Strait of Hormuz alternatives for crude exports

As crude flows through Hormuz are almost at a standstill, we try to explore what are the alternatives and how realistic it is to divert flows to them

By Rohit Rathod

As conflict erupted in the Middle East Gulf over the weekend and transits via the Strait of Hormuz ceased, a lot has been discussed about the potential impact on crude oil transiting this crucial chokepoint. As flows through the strait are almost at a standstill, the fate of ~16mbd of crude exports out of the Middle East Gulf remains uncertain. With this insight we try to explore what options are available and how realistic it is to divert crude exports through these alternatives.

Let’s start with the first and the largest alternative - rerouting Saudi Arabia’s crude exports from the Middle East Gulf to the Red Sea port of Yanbu via the East-West pipeline which on paper has the capacity to move ~7mbd of crude towards the Red Sea. 

Historically, loadings out of Yanbu have remained much much lower with Feb-26 loadings coming in at ~1.4mbd. The pipeline also brings crude to the ~400kbd Saudi Aramco Mobil Refinery (SAMREF), the ~400kbd Yanbu Aramco Sinopec Refining Company (YSREF) refinery and the ~240kbd Aramco Yanbu Refinery located in Yanbu, which makes up about ~1mbd of the pipeline capacity. Then there’s also the question about how much can the terminals at Yanbu load, with some estimates putting this capacity at ~3mbd.

Looking at the crude loadings out of Yanbu, around 40% of these loadings end up in Saudi Arabia itself and given the current market dynamics could easily be redirected to exports. From a realistic perspective, this alternative only serves the buyers in Europe and North America via the Suez Canal or Sumed pipeline. 

Saudi crude exports to Asia out of the Red Sea have been pretty stable, averaging about ~100kbd or around two VLCCs a month. Also, Yanbu exports have mainly consisted of Arab Light crude whereas Asian buyers have preferred heavier Arab grades but the pipeline can also handle heavier grades. 

As transiting the Hormuz has been more and more difficult and uncertain, Aramco has offered the option to load from Yanbu to Asian buyers (Argus). What also remains uncertain is the route to Asia via Bab-el-Mandeb which is also at risk since the Houthis have also announced resumption of their attacks.

The next alternative is the Abu Dhabi Crude Oil Pipeline (ADCOP), a ~1.5mbd pipeline from the onshore Habshan field to the port city of Fujairah.
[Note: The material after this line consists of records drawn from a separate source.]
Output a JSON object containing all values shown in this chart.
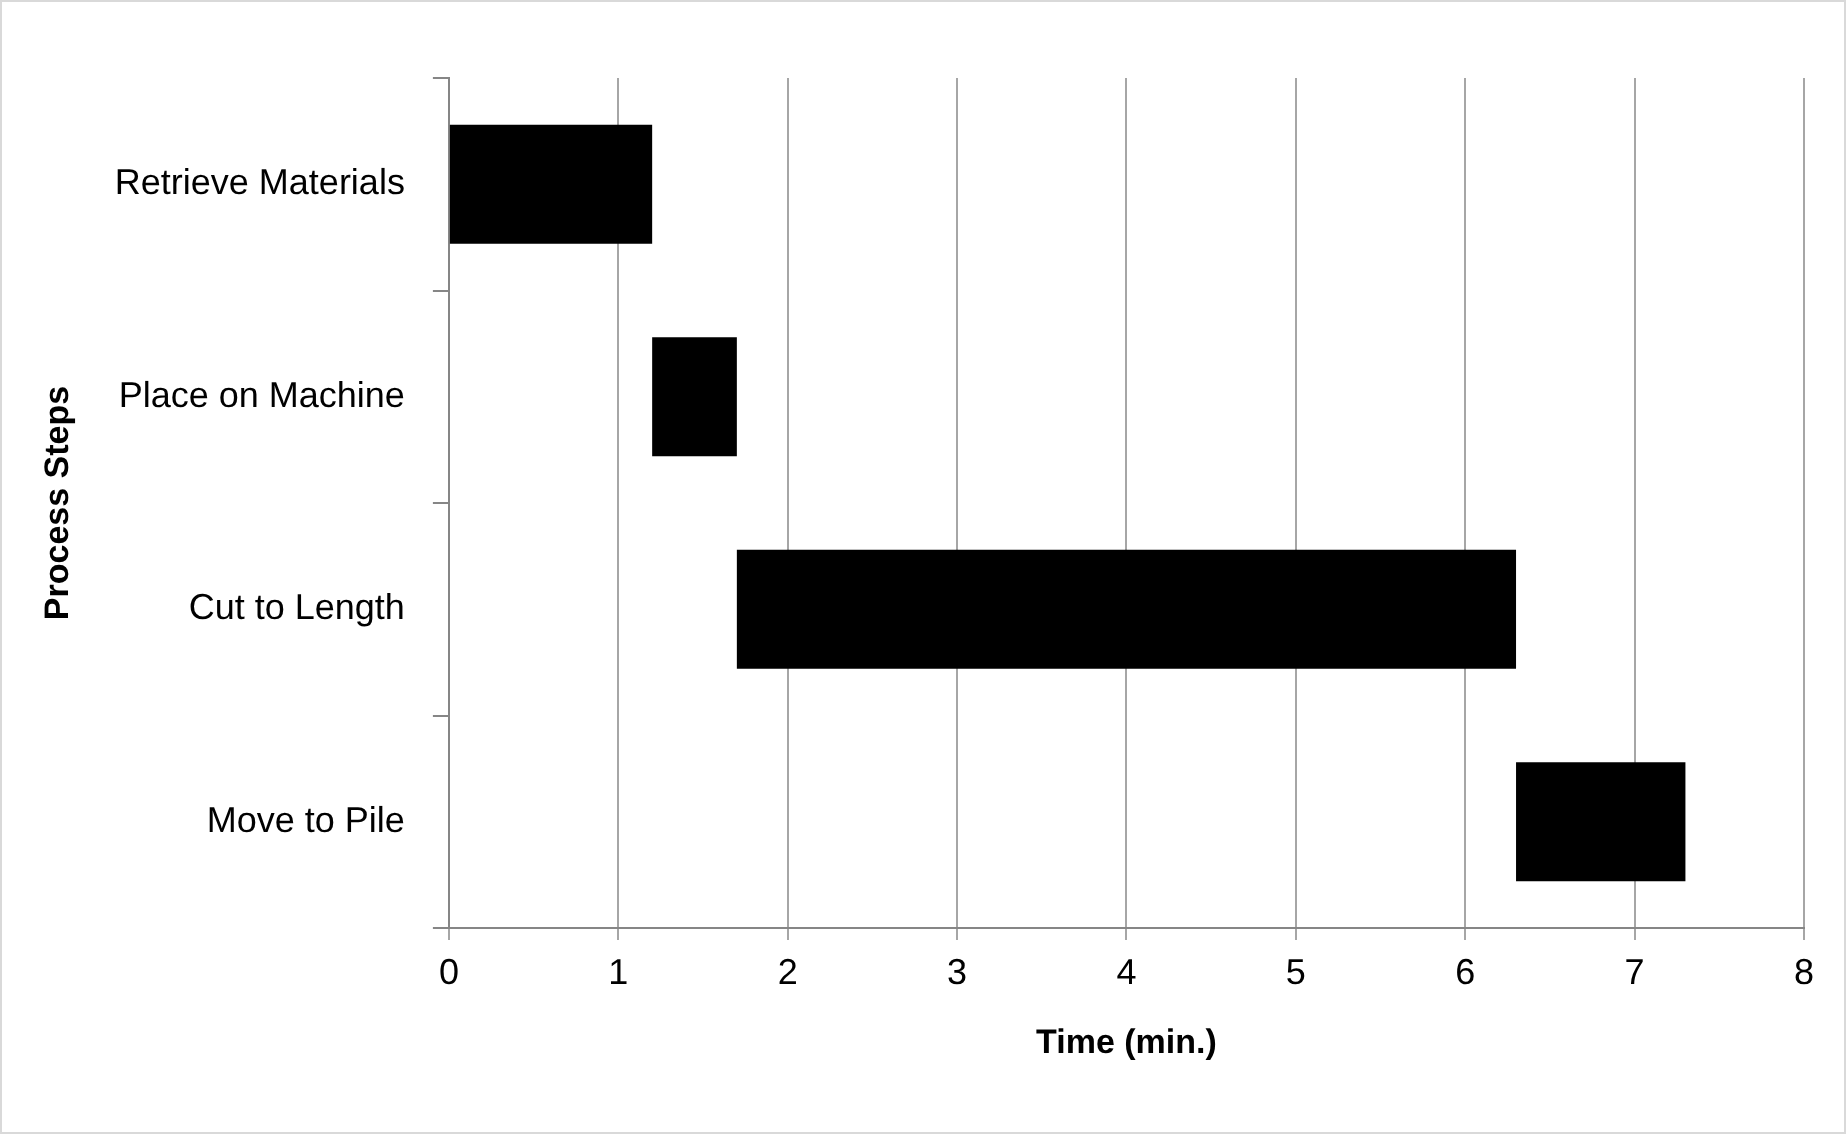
{
  "chart_data": {
    "type": "bar",
    "orientation": "horizontal",
    "xlabel": "Time (min.)",
    "ylabel": "Process Steps",
    "categories": [
      "Retrieve Materials",
      "Place on Machine",
      "Cut to Length",
      "Move to Pile"
    ],
    "values": [
      1.2,
      0.5,
      4.6,
      1.0
    ],
    "base": [
      0,
      1.2,
      1.7,
      6.3
    ],
    "color": "#000000",
    "xlim": [
      0,
      8
    ],
    "xticks": [
      0,
      1,
      2,
      3,
      4,
      5,
      6,
      7,
      8
    ],
    "grid": "x",
    "legend": false
  }
}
Loadings out of Fujairah have averaged ~1.1mbd in 2025 and have remained above ~1mbd so far in 2026. Given, the 100kbd Vitol FRCL refinery in Fujairah is also served by this pipeline, the actual capacity to ramp up loadings out of Fujairah remain limited.

It is important to note that this pipeline and the port of Fujairah with all the storage facilities are close to the strait and as of Tuesday, they have been hit by drones. Storage operators have already suspended operations and we have also seen a drop in loadings out of Fujairah. We have already observed a tanker load partially before moving out as storage facilities were attacked and if operations remain suspended for longer, Fujairah no longer remains a viable alternative.
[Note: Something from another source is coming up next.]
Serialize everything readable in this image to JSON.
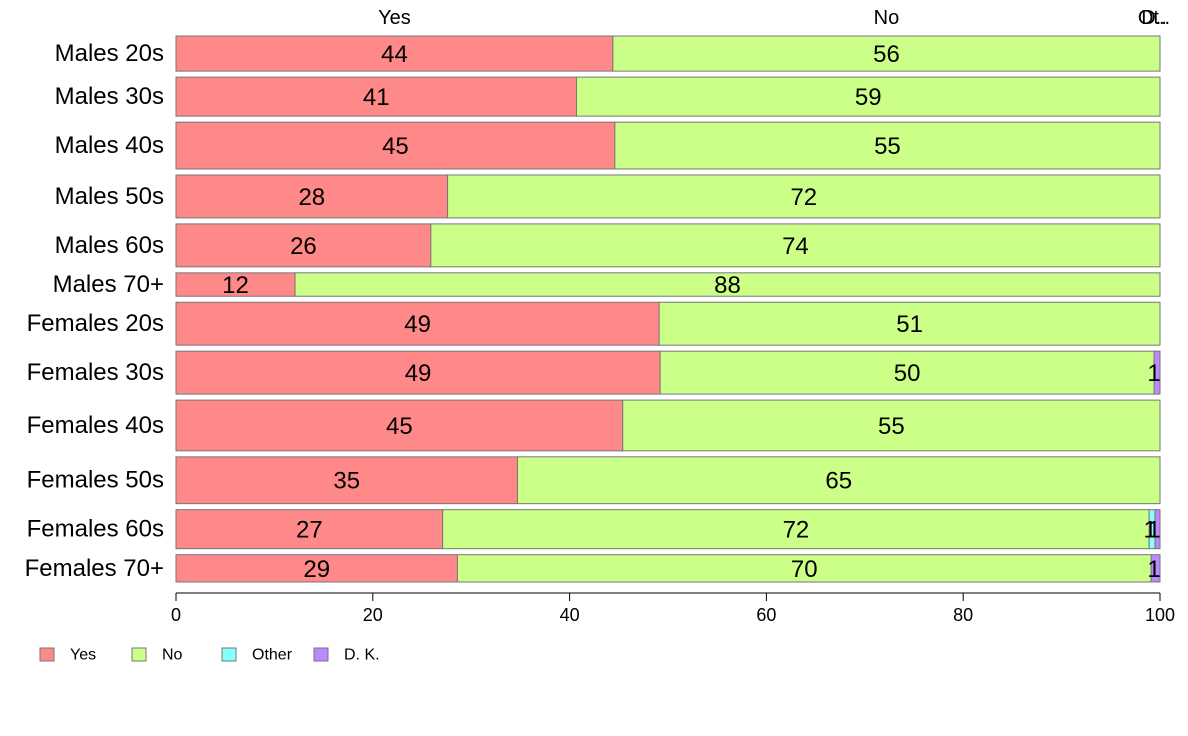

On the Iranian side, the alternatives are actually not yet ready. There is the Gorreh-Jask pipeline is operational since 2021, carrying ~300kbd of crude initially from Goreh in Bushehr Province to Bandar-e-Jask outside the strait of Hormuz with eventual capacity expected to reach ~1mbd (no confirmation of this having been achieved as of 2026). Jask was supposed to reduce the reliance on Kharg Island by bypassing the Strait of Hormuz but on the eve of the conflict, crude loadings from Jask have remained sporadic, again suggesting that the facilities might not be ready.

There is still uncertainty around how long this conflict will continue, but we should expect flows to redirect and see increased crude exports out of Yanbu as well as Fujairah to a small extent as buyers try to secure barrels. What remains to be seen is the impact this will have on vessel tonne-miles in a scenario where vessels heading to Asia from Yanbu will have to go through the Suez Canal and around the Cape of Good Hope (due to the Houthi threat) with already high freight rates.